En Argentina existe el cargo de Escribano Público, con la misma actividad que la profesión de Notario en otros países. Para acceder a la función notarial, se deberá obtener título de abogado y luego someterse a un concurso de oposición y antecedentes tras el cual, de resultar airoso, quedará habilitado para matricularse como escribano. Posteriormente, según el puntaje obtenido en dicho concurso y la cantidad de registros vacantes disponibles, podrá ser investido como escribano adscripto o asumir como titular de un Registro Notarial.
No pueden mantenerse activas simultáneamente la matrícula de escribano con la de abogado. Para asumir la primera, la segunda deberá renunciarse o ser suspendida. Existen colegios de escribanos en cada provincia y en la ciudad autónoma de Buenos Aires, los que regulan a los escribanos de dicha región.
Los escribanos celebran su día el 2 de octubre.

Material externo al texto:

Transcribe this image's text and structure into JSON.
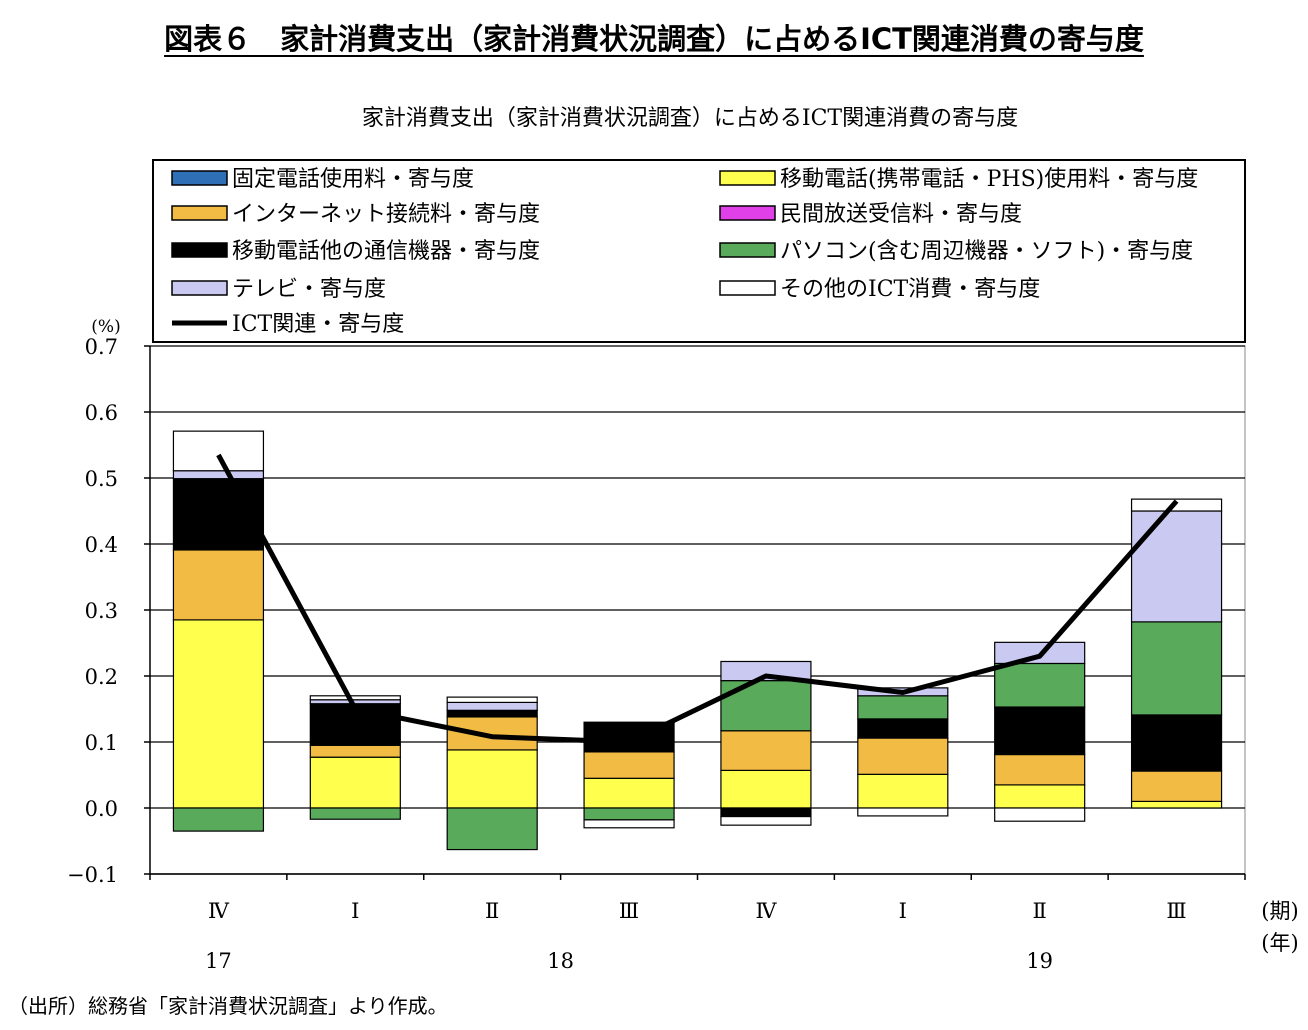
{
  "figure_title": "図表６　家計消費支出（家計消費状況調査）に占めるICT関連消費の寄与度",
  "source_note": "（出所）総務省「家計消費状況調査」より作成。",
  "chart_data": {
    "type": "bar",
    "stacked": true,
    "title": "家計消費支出（家計消費状況調査）に占めるICT関連消費の寄与度",
    "ylabel": "(%)",
    "xlabel_period": "(期)",
    "xlabel_year": "(年)",
    "ylim": [
      -0.1,
      0.7
    ],
    "yticks": [
      "0.7",
      "0.6",
      "0.5",
      "0.4",
      "0.3",
      "0.2",
      "0.1",
      "0.0",
      "−0.1"
    ],
    "categories": [
      "Ⅳ",
      "Ⅰ",
      "Ⅱ",
      "Ⅲ",
      "Ⅳ",
      "Ⅰ",
      "Ⅱ",
      "Ⅲ"
    ],
    "years": [
      {
        "label": "17",
        "index": 0
      },
      {
        "label": "18",
        "index": 2.5
      },
      {
        "label": "19",
        "index": 6
      }
    ],
    "grid": true,
    "legend_position": "top",
    "series": [
      {
        "name": "固定電話使用料・寄与度",
        "color": "#2f6fb5",
        "values": [
          0,
          0,
          0,
          0,
          0,
          0,
          0,
          0
        ]
      },
      {
        "name": "移動電話(携帯電話・PHS)使用料・寄与度",
        "color": "#ffff4d",
        "values": [
          0.285,
          0.077,
          0.088,
          0.045,
          0.057,
          0.051,
          0.035,
          0.01
        ]
      },
      {
        "name": "インターネット接続料・寄与度",
        "color": "#f2bc44",
        "values": [
          0.106,
          0.018,
          0.05,
          0.04,
          0.06,
          0.055,
          0.046,
          0.046
        ]
      },
      {
        "name": "民間放送受信料・寄与度",
        "color": "#e040e8",
        "values": [
          0,
          0,
          0,
          0,
          0,
          0,
          0,
          0
        ]
      },
      {
        "name": "移動電話他の通信機器・寄与度",
        "color": "#000000",
        "values": [
          0.108,
          0.063,
          0.01,
          0.045,
          -0.013,
          0.029,
          0.072,
          0.085
        ]
      },
      {
        "name": "パソコン(含む周辺機器・ソフト)・寄与度",
        "color": "#59aa5b",
        "values": [
          -0.035,
          -0.017,
          -0.063,
          -0.018,
          0.076,
          0.035,
          0.066,
          0.141
        ]
      },
      {
        "name": "テレビ・寄与度",
        "color": "#c9c9f2",
        "values": [
          0.012,
          0.006,
          0.012,
          0.0,
          0.029,
          0.012,
          0.032,
          0.168
        ]
      },
      {
        "name": "その他のICT消費・寄与度",
        "color": "#ffffff",
        "values": [
          0.06,
          0.006,
          0.008,
          -0.012,
          -0.013,
          -0.012,
          -0.02,
          0.018
        ]
      }
    ],
    "line": {
      "name": "ICT関連・寄与度",
      "color": "#000000",
      "values": [
        0.535,
        0.15,
        0.108,
        0.1,
        0.2,
        0.175,
        0.23,
        0.465
      ]
    }
  }
}
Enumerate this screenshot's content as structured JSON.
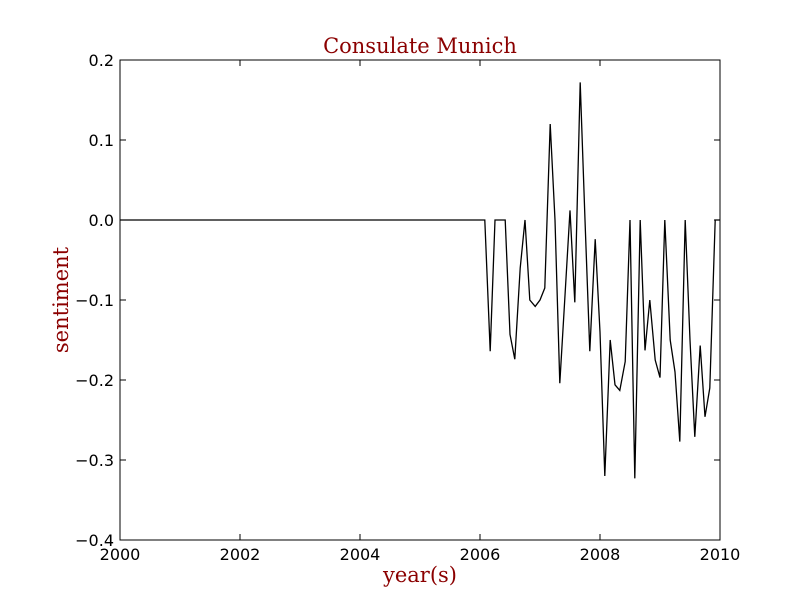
{
  "chart_data": {
    "type": "line",
    "title": "Consulate Munich",
    "xlabel": "year(s)",
    "ylabel": "sentiment",
    "xlim": [
      2000,
      2010
    ],
    "ylim": [
      -0.4,
      0.2
    ],
    "x_ticks": [
      2000,
      2002,
      2004,
      2006,
      2008,
      2010
    ],
    "y_ticks": [
      -0.4,
      -0.3,
      -0.2,
      -0.1,
      0.0,
      0.1,
      0.2
    ],
    "x_tick_labels": [
      "2000",
      "2002",
      "2004",
      "2006",
      "2008",
      "2010"
    ],
    "y_tick_labels": [
      "−0.4",
      "−0.3",
      "−0.2",
      "−0.1",
      "0.0",
      "0.1",
      "0.2"
    ],
    "grid": false,
    "colors": {
      "line": "#000000",
      "label_text": "#8b0000"
    },
    "series": [
      {
        "x": [
          2000.0,
          2006.08,
          2006.17,
          2006.25,
          2006.33,
          2006.42,
          2006.5,
          2006.58,
          2006.67,
          2006.75,
          2006.83,
          2006.92,
          2007.0,
          2007.08,
          2007.17,
          2007.25,
          2007.33,
          2007.42,
          2007.5,
          2007.58,
          2007.67,
          2007.75,
          2007.83,
          2007.92,
          2008.0,
          2008.08,
          2008.17,
          2008.25,
          2008.33,
          2008.42,
          2008.5,
          2008.58,
          2008.67,
          2008.75,
          2008.83,
          2008.92,
          2009.0,
          2009.08,
          2009.17,
          2009.25,
          2009.33,
          2009.42,
          2009.5,
          2009.58,
          2009.67,
          2009.75,
          2009.83,
          2009.92,
          2010.0
        ],
        "y": [
          0.0,
          0.0,
          -0.164,
          0.0,
          0.0,
          0.0,
          -0.143,
          -0.174,
          -0.06,
          0.0,
          -0.1,
          -0.108,
          -0.1,
          -0.085,
          0.12,
          0.0,
          -0.204,
          -0.09,
          0.012,
          -0.103,
          0.172,
          0.0,
          -0.164,
          -0.024,
          -0.14,
          -0.32,
          -0.15,
          -0.206,
          -0.213,
          -0.177,
          0.0,
          -0.323,
          0.0,
          -0.163,
          -0.1,
          -0.175,
          -0.197,
          0.0,
          -0.15,
          -0.19,
          -0.277,
          0.0,
          -0.15,
          -0.271,
          -0.157,
          -0.246,
          -0.21,
          0.0,
          0.0
        ]
      }
    ]
  }
}
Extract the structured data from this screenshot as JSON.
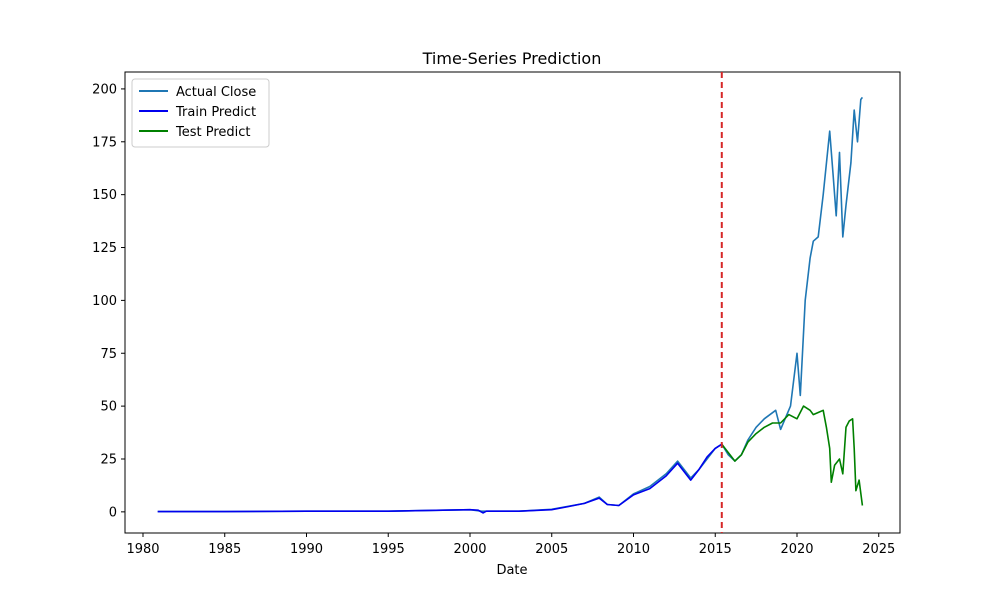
{
  "chart_data": {
    "type": "line",
    "title": "Time-Series Prediction",
    "xlabel": "Date",
    "ylabel": "",
    "xlim": [
      1978.9,
      2026.3
    ],
    "ylim": [
      -10,
      208
    ],
    "x_ticks": [
      1980,
      1985,
      1990,
      1995,
      2000,
      2005,
      2010,
      2015,
      2020,
      2025
    ],
    "y_ticks": [
      0,
      25,
      50,
      75,
      100,
      125,
      150,
      175,
      200
    ],
    "grid": false,
    "legend_position": "upper-left",
    "split_line": {
      "x": 2015.4,
      "color": "#d62728",
      "style": "dashed"
    },
    "series": [
      {
        "name": "Actual Close",
        "color": "#1f77b4",
        "x": [
          1980.9,
          1985,
          1990,
          1995,
          2000,
          2000.7,
          2003,
          2005,
          2007,
          2007.9,
          2008.4,
          2009.1,
          2010,
          2011,
          2012,
          2012.7,
          2013.5,
          2014,
          2015,
          2015.4,
          2015.8,
          2016.2,
          2016.6,
          2017,
          2017.5,
          2018,
          2018.7,
          2019,
          2019.6,
          2020,
          2020.2,
          2020.5,
          2020.8,
          2021,
          2021.3,
          2021.6,
          2022,
          2022.2,
          2022.4,
          2022.6,
          2022.8,
          2023,
          2023.3,
          2023.5,
          2023.7,
          2023.9,
          2024
        ],
        "y": [
          0.1,
          0.1,
          0.3,
          0.3,
          1.0,
          0.3,
          0.3,
          1.2,
          4.0,
          7.0,
          3.5,
          3.0,
          8.5,
          12,
          18,
          24,
          16,
          20,
          30,
          32,
          27,
          24,
          27,
          34,
          40,
          44,
          48,
          39,
          50,
          75,
          55,
          100,
          120,
          128,
          130,
          150,
          180,
          160,
          140,
          170,
          130,
          145,
          165,
          190,
          175,
          195,
          196
        ]
      },
      {
        "name": "Train Predict",
        "color": "#0000ee",
        "x": [
          1980.9,
          1985,
          1990,
          1995,
          2000,
          2000.5,
          2000.8,
          2001,
          2003,
          2005,
          2006,
          2007,
          2007.9,
          2008.4,
          2009.1,
          2010,
          2011,
          2012,
          2012.7,
          2013.5,
          2014,
          2014.5,
          2015,
          2015.4
        ],
        "y": [
          0.1,
          0.1,
          0.3,
          0.3,
          1.0,
          0.8,
          -0.5,
          0.3,
          0.3,
          1.0,
          2.5,
          4.0,
          6.5,
          3.5,
          3.0,
          8.0,
          11,
          17,
          23,
          15,
          20,
          26,
          30,
          32
        ]
      },
      {
        "name": "Test Predict",
        "color": "#008000",
        "x": [
          2015.4,
          2015.8,
          2016.2,
          2016.6,
          2017,
          2017.5,
          2018,
          2018.5,
          2019,
          2019.5,
          2020,
          2020.4,
          2020.8,
          2021,
          2021.3,
          2021.6,
          2021.8,
          2022,
          2022.1,
          2022.3,
          2022.6,
          2022.8,
          2023,
          2023.2,
          2023.4,
          2023.5,
          2023.6,
          2023.8,
          2024
        ],
        "y": [
          32,
          28,
          24,
          27,
          33,
          37,
          40,
          42,
          42,
          46,
          44,
          50,
          48,
          46,
          47,
          48,
          40,
          30,
          14,
          22,
          25,
          18,
          40,
          43,
          44,
          30,
          10,
          15,
          3
        ]
      }
    ]
  }
}
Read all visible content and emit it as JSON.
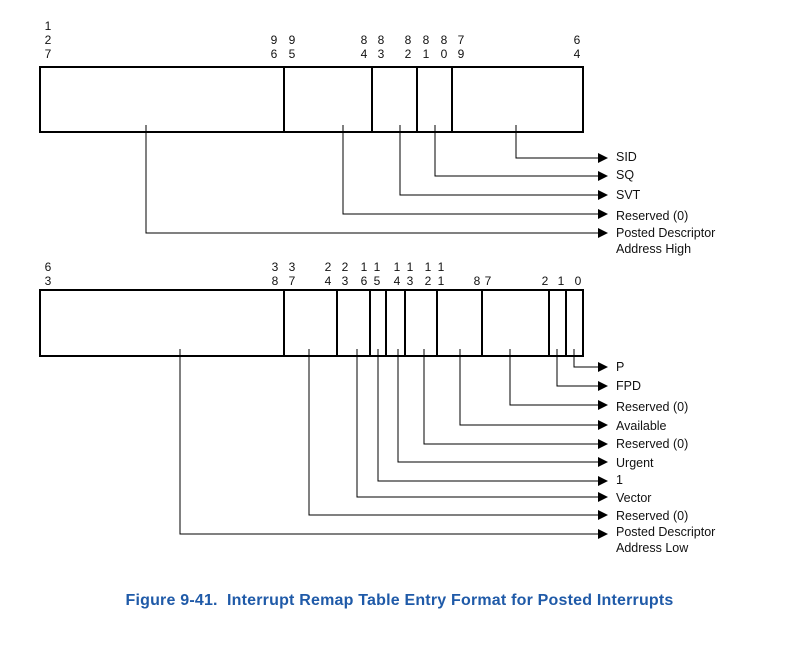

Igualmente se utiliza este título de Escribano en Paraguay. El notario o escribano público es un profesional del derecho, depositario de la fe pública, que ejerce sus funciones como titular de un registro dentro de la demarcación geográfica a la cual pertenece el mismo. Es decir, el escribano no ejerce libremente, sino que el egresado de una universidad deberá ser habilitado posteriormente a través de un registro, el cual estará creado, numerado y concedido a través de la ley y los órganos que esta disponga. A partir de ese momento el notario pasa a ser escribano público y está facultado a realizar la función fedataria
Los notarios y escribanos públicos interesados en obtener el usufructo de un Registro Notarial deberán solicitar su inscripción al concurso de oposición, previo cumplimiento de lo establecido en el artículo 102 del Código de Organización Judicial, ante la Corte Suprema de Justicia, una vez que la misma haya publicado el llamado correspondiente. La asociación que nuclea a los profesionales es el Colegio de Escribanos del Paraguay.
En Uruguay se expide el título de Escribano Público, expedido por:
Antes de ser autorizados a ejercer, los egresados de la carrera deben prestar juramento ante la Suprema Corte de Justicia.
Los egresados de la carrera de escribanía se agrupan dentro de la Asociación de Escribanos del Uruguay.